Following the suicides of Sophie Gradon, Mike Thalassitis, and Caroline Flack (in 2018, 2019, and 2020, respectively), the series was reframed as a dangerous social experiment rather than harmless fun. While ITV, the producer and distributor of the show, was adamant about enhanced mental health protocols going into this season, it was often hard to watch as producers preyed on contestants’ insecurities, not just in Casa Amor. Challenges like “Making Mad Movies,” where scenes from private conversations were played for the entire villa, produced some of the most genuinely distressing parts of the season. Clearly viewers felt the same: in response to “Making Mad Movies” and Faye’s subsequent berating of Teddy, UK communications regulator Ofcom received nearly 25,000 complaints, breaking the show’s previous record of 4,330 complaints. Still, Faye’s explosive reaction set her up as an obvious villain, and viewers were all too eager to condemn her. While Islanders’ behavior ranges from childish to bizarre to downright cruel, the total condemnation of Islanders that happens on social media leaves no room for understanding of the incredible pressure inside the villa. In an environment where physical attractiveness and desirability are prized above all else, insecure young people understandably lose control, and their reactions are quickly dissected and viciously criticized.

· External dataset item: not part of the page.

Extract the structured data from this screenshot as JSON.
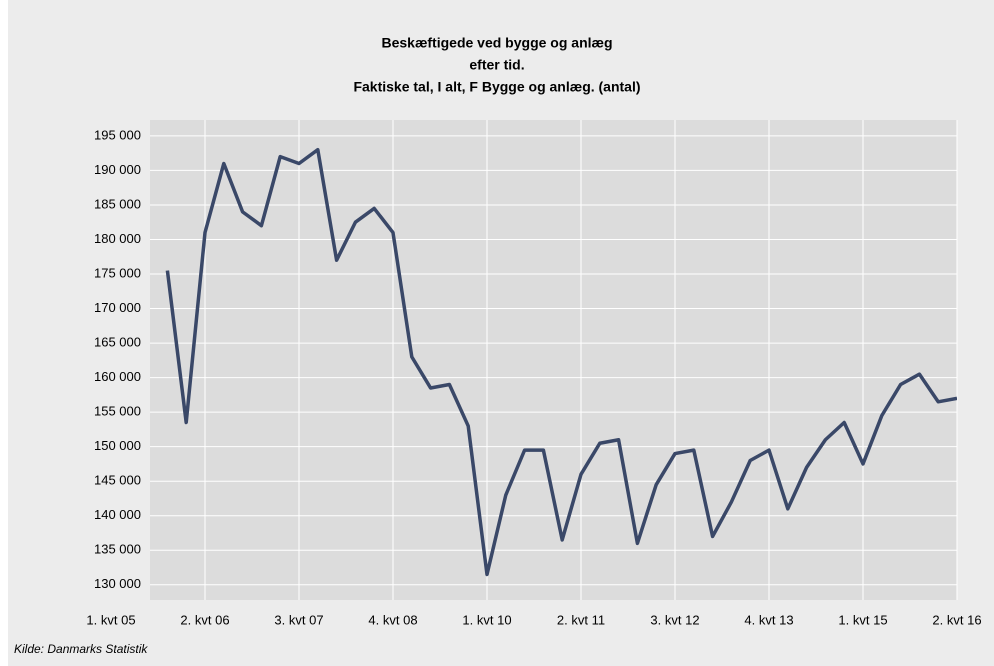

Unfortunately, as long as Love Island brings in massive viewership and lucrative sponsorships, the show will inevitably trudge on, with contestants willingly sacrificing their mental health for entertainment and fame. Though the chances of diehard Love Island fans changing their ways are slim, this season may have been a necessary reminder to viewers of how toxic the show and its fanbase really is. The show has taken some good first steps, like getting rid of Twitter-based challenges and instituting social media and finance training for contestants, but in order to fully redeem itself, the manipulative challenges and artificially imposed “tests” like Casa Amor need to end. While this would make Love Island more of a pure reality show than a game show, it wouldn’t make it less exciting to watch—anyone who’s been to summer camp (or college for that matter) knows that if you get enough young people together, relationships will naturally form and break in interesting and dramatic ways. Love Island is at its best when it allows couples to gradually develop and take their own strange turns, as evidenced by couples like Chloe and Toby. While it will never be high art, Love Island can still be a fascinating deep-dive into romance culture that both viewers and contestants enjoy—producers just need to remember what makes the show great and value their contestants as the complex human beings they are.